Le Conseil d’État a rendu le 11 avril 2025 une décision précisant la répartition des compétences juridictionnelles concernant les prestations de l’assurance chômage. Une requérante demandait au tribunal administratif de Marseille l’annulation de décisions relatives à l’allocation d’aide au retour à l’emploi. Elle sollicitait également son inscription rétroactive sur la liste des demandeurs d’emploi à compter du mois de septembre 2016. Le président de la neuvième chambre de cette juridiction a rejeté sa demande par une ordonnance prise le 6 mai 2024. La requérante s’est alors pourvue en cassation devant la plus haute juridiction administrative pour obtenir l’annulation de cette ordonnance. Le litige soulevait la question de la compétence du juge administratif pour connaître des contestations portant sur le versement des allocations. La haute assemblée confirme l’incompétence de l’ordre administratif pour les prestations d’assurance chômage et refuse l’admission du surplus des conclusions.
I. La confirmation de l’incompétence administrative en matière de prestations d’assurance chômage
L’analyse de la nature juridique des missions confiées à l’opérateur national justifie cette solution protectrice de la dualité juridictionnelle.
A. L’application littérale du Code du travail relative aux missions de l’institution nationale
Le Conseil d’État rappelle que l’opérateur national assure le service de l’allocation d’assurance pour le compte de l’organisme gestionnaire du régime. Selon l’article L. 5312-12 du code du travail, ces litiges restent soumis au régime contentieux qui leur était applicable auparavant. La jurisprudence souligne que « les litiges relatifs aux prestations servies au titre du régime d’assurance chômage (…) relèvent de la compétence de la juridiction judiciaire ». Cette solution repose sur l’origine historique de ces prestations autrefois gérées par des associations de droit privé sous tutelle. La haute juridiction écarte ainsi toute velléité d’extension du champ de compétence administrative aux décisions portant sur le versement de ces sommes.
B. Le maintien de l’unité du régime contentieux hérité des anciens organismes gestionnaires
Le juge affirme que « l’aide étant servie au titre du régime d’assurance chômage, (…) il n’appartient qu’à la juridiction judiciaire de connaître d’un tel recours ». Ce principe évite une fragmentation du contentieux social entre les deux ordres de juridiction selon la structure chargée du paiement.
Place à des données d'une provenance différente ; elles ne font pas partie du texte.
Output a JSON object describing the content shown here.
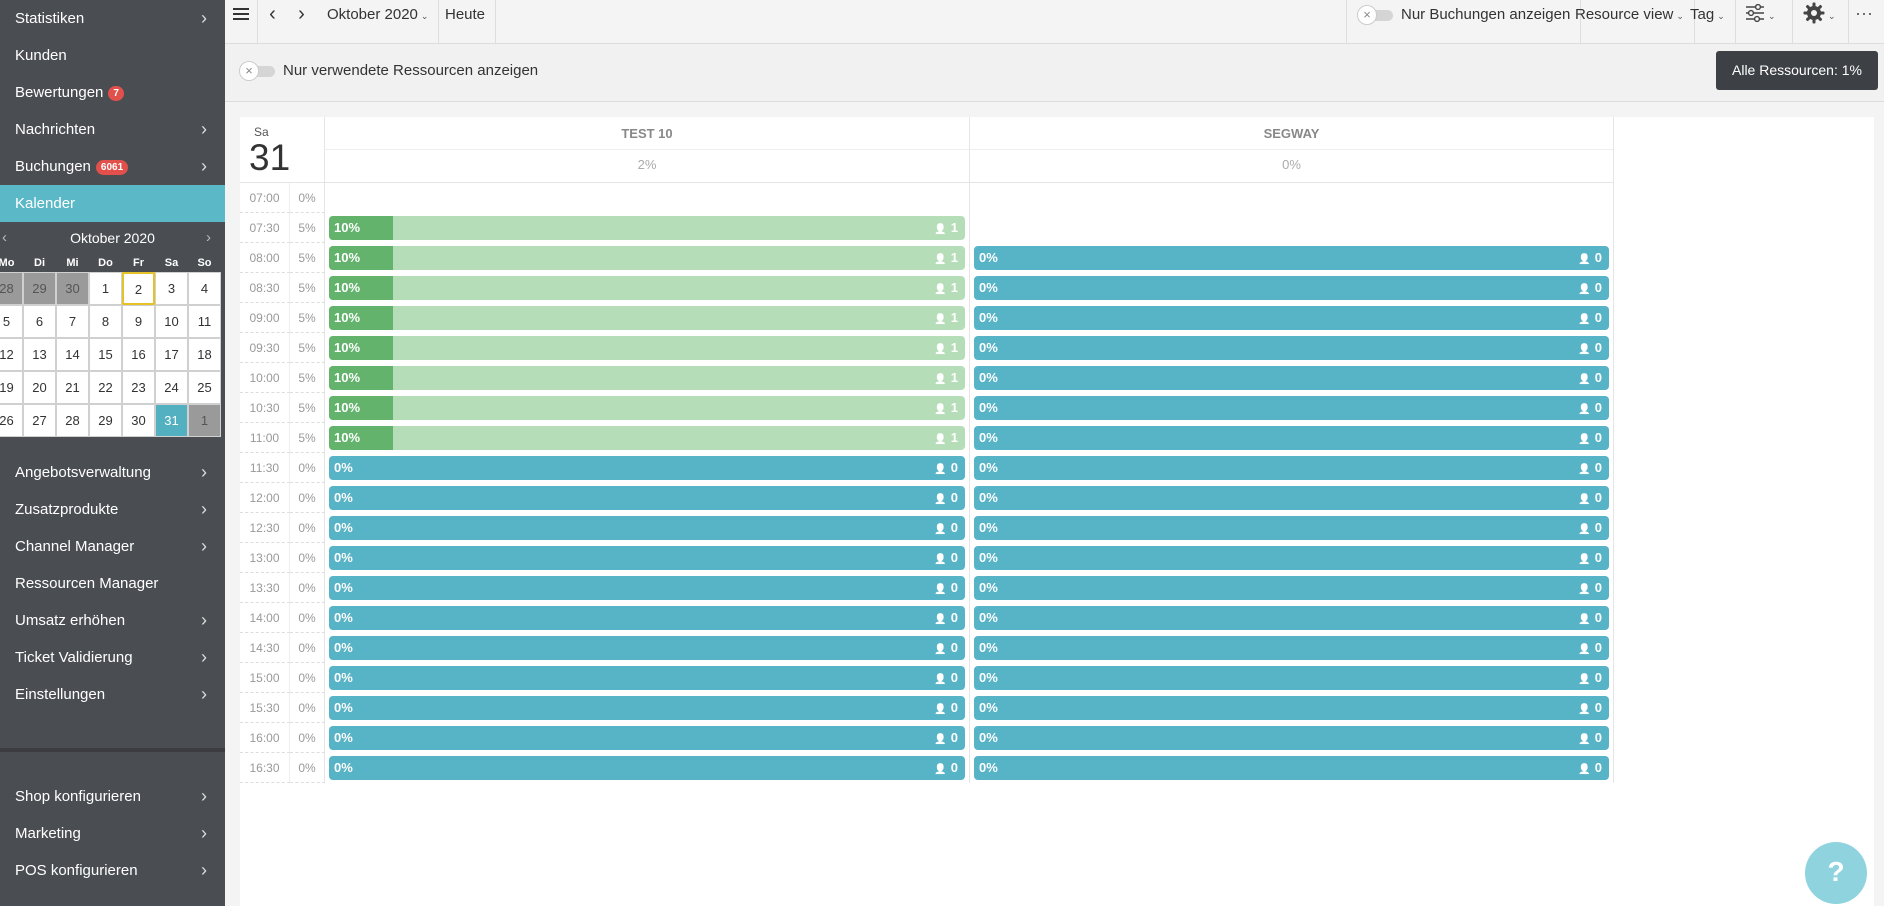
{
  "sidebar": {
    "top_items": [
      {
        "label": "Statistiken",
        "chevron": true,
        "badge": ""
      },
      {
        "label": "Kunden",
        "chevron": false,
        "badge": ""
      },
      {
        "label": "Bewertungen",
        "chevron": false,
        "badge": "7"
      },
      {
        "label": "Nachrichten",
        "chevron": true,
        "badge": ""
      },
      {
        "label": "Buchungen",
        "chevron": true,
        "badge": "6061"
      },
      {
        "label": "Kalender",
        "chevron": false,
        "badge": "",
        "active": true
      }
    ],
    "mid_items": [
      {
        "label": "Angebotsverwaltung",
        "chevron": true
      },
      {
        "label": "Zusatzprodukte",
        "chevron": true
      },
      {
        "label": "Channel Manager",
        "chevron": true
      },
      {
        "label": "Ressourcen Manager",
        "chevron": false
      },
      {
        "label": "Umsatz erhöhen",
        "chevron": true
      },
      {
        "label": "Ticket Validierung",
        "chevron": true
      },
      {
        "label": "Einstellungen",
        "chevron": true
      }
    ],
    "bottom_items": [
      {
        "label": "Shop konfigurieren",
        "chevron": true
      },
      {
        "label": "Marketing",
        "chevron": true
      },
      {
        "label": "POS konfigurieren",
        "chevron": true
      }
    ],
    "chevron_glyph": "›"
  },
  "minical": {
    "month_label": "Oktober 2020",
    "prev": "‹",
    "next": "›",
    "weekdays": [
      "Mo",
      "Di",
      "Mi",
      "Do",
      "Fr",
      "Sa",
      "So"
    ],
    "days": [
      {
        "d": "28",
        "s": "other"
      },
      {
        "d": "29",
        "s": "other"
      },
      {
        "d": "30",
        "s": "other"
      },
      {
        "d": "1",
        "s": ""
      },
      {
        "d": "2",
        "s": "today"
      },
      {
        "d": "3",
        "s": ""
      },
      {
        "d": "4",
        "s": ""
      },
      {
        "d": "5",
        "s": ""
      },
      {
        "d": "6",
        "s": ""
      },
      {
        "d": "7",
        "s": ""
      },
      {
        "d": "8",
        "s": ""
      },
      {
        "d": "9",
        "s": ""
      },
      {
        "d": "10",
        "s": ""
      },
      {
        "d": "11",
        "s": ""
      },
      {
        "d": "12",
        "s": ""
      },
      {
        "d": "13",
        "s": ""
      },
      {
        "d": "14",
        "s": ""
      },
      {
        "d": "15",
        "s": ""
      },
      {
        "d": "16",
        "s": ""
      },
      {
        "d": "17",
        "s": ""
      },
      {
        "d": "18",
        "s": ""
      },
      {
        "d": "19",
        "s": ""
      },
      {
        "d": "20",
        "s": ""
      },
      {
        "d": "21",
        "s": ""
      },
      {
        "d": "22",
        "s": ""
      },
      {
        "d": "23",
        "s": ""
      },
      {
        "d": "24",
        "s": ""
      },
      {
        "d": "25",
        "s": ""
      },
      {
        "d": "26",
        "s": ""
      },
      {
        "d": "27",
        "s": ""
      },
      {
        "d": "28",
        "s": ""
      },
      {
        "d": "29",
        "s": ""
      },
      {
        "d": "30",
        "s": ""
      },
      {
        "d": "31",
        "s": "selected"
      },
      {
        "d": "1",
        "s": "other"
      }
    ]
  },
  "toolbar": {
    "prev": "‹",
    "next": "›",
    "month": "Oktober 2020",
    "today": "Heute",
    "bookings_toggle_label": "Nur Buchungen anzeigen",
    "view": "Resource view",
    "period": "Tag",
    "caret": "⌄",
    "more": "⋯"
  },
  "filter": {
    "used_resources_label": "Nur verwendete Ressourcen anzeigen",
    "all_resources": "Alle Ressourcen: 1%"
  },
  "calendar": {
    "weekday": "Sa",
    "day": "31",
    "resources": [
      {
        "name": "TEST 10",
        "pct": "2%"
      },
      {
        "name": "SEGWAY",
        "pct": "0%"
      }
    ],
    "rows": [
      {
        "time": "07:00",
        "pct": "0%",
        "slots": [
          null,
          null
        ]
      },
      {
        "time": "07:30",
        "pct": "5%",
        "slots": [
          {
            "label": "10%",
            "fill": 0.1,
            "count": "1"
          },
          null
        ]
      },
      {
        "time": "08:00",
        "pct": "5%",
        "slots": [
          {
            "label": "10%",
            "fill": 0.1,
            "count": "1"
          },
          {
            "label": "0%",
            "fill": 0,
            "count": "0"
          }
        ]
      },
      {
        "time": "08:30",
        "pct": "5%",
        "slots": [
          {
            "label": "10%",
            "fill": 0.1,
            "count": "1"
          },
          {
            "label": "0%",
            "fill": 0,
            "count": "0"
          }
        ]
      },
      {
        "time": "09:00",
        "pct": "5%",
        "slots": [
          {
            "label": "10%",
            "fill": 0.1,
            "count": "1"
          },
          {
            "label": "0%",
            "fill": 0,
            "count": "0"
          }
        ]
      },
      {
        "time": "09:30",
        "pct": "5%",
        "slots": [
          {
            "label": "10%",
            "fill": 0.1,
            "count": "1"
          },
          {
            "label": "0%",
            "fill": 0,
            "count": "0"
          }
        ]
      },
      {
        "time": "10:00",
        "pct": "5%",
        "slots": [
          {
            "label": "10%",
            "fill": 0.1,
            "count": "1"
          },
          {
            "label": "0%",
            "fill": 0,
            "count": "0"
          }
        ]
      },
      {
        "time": "10:30",
        "pct": "5%",
        "slots": [
          {
            "label": "10%",
            "fill": 0.1,
            "count": "1"
          },
          {
            "label": "0%",
            "fill": 0,
            "count": "0"
          }
        ]
      },
      {
        "time": "11:00",
        "pct": "5%",
        "slots": [
          {
            "label": "10%",
            "fill": 0.1,
            "count": "1"
          },
          {
            "label": "0%",
            "fill": 0,
            "count": "0"
          }
        ]
      },
      {
        "time": "11:30",
        "pct": "0%",
        "slots": [
          {
            "label": "0%",
            "fill": 0,
            "count": "0"
          },
          {
            "label": "0%",
            "fill": 0,
            "count": "0"
          }
        ]
      },
      {
        "time": "12:00",
        "pct": "0%",
        "slots": [
          {
            "label": "0%",
            "fill": 0,
            "count": "0"
          },
          {
            "label": "0%",
            "fill": 0,
            "count": "0"
          }
        ]
      },
      {
        "time": "12:30",
        "pct": "0%",
        "slots": [
          {
            "label": "0%",
            "fill": 0,
            "count": "0"
          },
          {
            "label": "0%",
            "fill": 0,
            "count": "0"
          }
        ]
      },
      {
        "time": "13:00",
        "pct": "0%",
        "slots": [
          {
            "label": "0%",
            "fill": 0,
            "count": "0"
          },
          {
            "label": "0%",
            "fill": 0,
            "count": "0"
          }
        ]
      },
      {
        "time": "13:30",
        "pct": "0%",
        "slots": [
          {
            "label": "0%",
            "fill": 0,
            "count": "0"
          },
          {
            "label": "0%",
            "fill": 0,
            "count": "0"
          }
        ]
      },
      {
        "time": "14:00",
        "pct": "0%",
        "slots": [
          {
            "label": "0%",
            "fill": 0,
            "count": "0"
          },
          {
            "label": "0%",
            "fill": 0,
            "count": "0"
          }
        ]
      },
      {
        "time": "14:30",
        "pct": "0%",
        "slots": [
          {
            "label": "0%",
            "fill": 0,
            "count": "0"
          },
          {
            "label": "0%",
            "fill": 0,
            "count": "0"
          }
        ]
      },
      {
        "time": "15:00",
        "pct": "0%",
        "slots": [
          {
            "label": "0%",
            "fill": 0,
            "count": "0"
          },
          {
            "label": "0%",
            "fill": 0,
            "count": "0"
          }
        ]
      },
      {
        "time": "15:30",
        "pct": "0%",
        "slots": [
          {
            "label": "0%",
            "fill": 0,
            "count": "0"
          },
          {
            "label": "0%",
            "fill": 0,
            "count": "0"
          }
        ]
      },
      {
        "time": "16:00",
        "pct": "0%",
        "slots": [
          {
            "label": "0%",
            "fill": 0,
            "count": "0"
          },
          {
            "label": "0%",
            "fill": 0,
            "count": "0"
          }
        ]
      },
      {
        "time": "16:30",
        "pct": "0%",
        "slots": [
          {
            "label": "0%",
            "fill": 0,
            "count": "0"
          },
          {
            "label": "0%",
            "fill": 0,
            "count": "0"
          }
        ]
      }
    ]
  },
  "help": {
    "label": "?"
  },
  "colors": {
    "sidebar": "#4a4d52",
    "active": "#5bb8c6",
    "booked": "#63b36c",
    "booked_bg": "#b5ddb8",
    "free": "#57b3c6",
    "badge": "#e2504c"
  }
}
La création de l’institution publique nationale n’a pas modifié la nature intrinsèquement privée des rapports entre l’assuré et le régime. La décision du président du tribunal administratif de Marseille est donc validée sur ce point précis par le Conseil d’État. Cette continuité jurisprudentielle assure une sécurité juridique aux usagers devant identifier le juge compétent pour contester leurs allocations.
II. Le contrôle de la régularité des ordonnances et la rigueur de la procédure d’admission
Parallèlement à cette question de compétence, le juge de cassation exerce un contrôle strict sur les conditions de recevabilité des pourvois.
A. L’usage encadré des pouvoirs du président de chambre par le Code de justice administrative
La requérante soutenait que le premier juge avait commis une erreur de droit en statuant par ordonnance au lieu d’une formation collégiale. Elle invoquait les dispositions de l’article R. 222-1 du code de justice administrative pour démontrer l’irrégularité de la procédure suivie. Le Conseil d’État dispose de la faculté de rejeter immédiatement les conclusions ne relevant manifestement pas de la compétence administrative. Cette prérogative permet une gestion efficace du flux des requêtes sans porter atteinte au droit fondamental à un recours effectif. La haute juridiction vérifie simplement si le moyen soulevé présente un caractère sérieux de nature à justifier l’admission du pourvoi.
B. Le rejet des moyens dépourvus de caractère sérieux lors de l’examen préalable du pourvoi
Le Conseil d’État estime que le moyen relatif à l’absence de collégialité « n’est pas de nature à permettre l’admission du pourvoi ». Cette décision illustre la sévérité du filtrage exercé par le juge de cassation pour écarter les argumentations jugées insuffisantes ou inopérantes. L’admission est systématiquement refusée si le pourvoi est irrecevable ou s’il n’est fondé sur aucun moyen de droit sérieux. Le rejet des conclusions tendant à l’inscription rétroactive confirme la volonté du juge de limiter son contrôle aux questions juridiques essentielles. La décision rendue le 11 avril 2025 scelle ainsi définitivement le sort des prétentions formulées par la requérante dans cette affaire.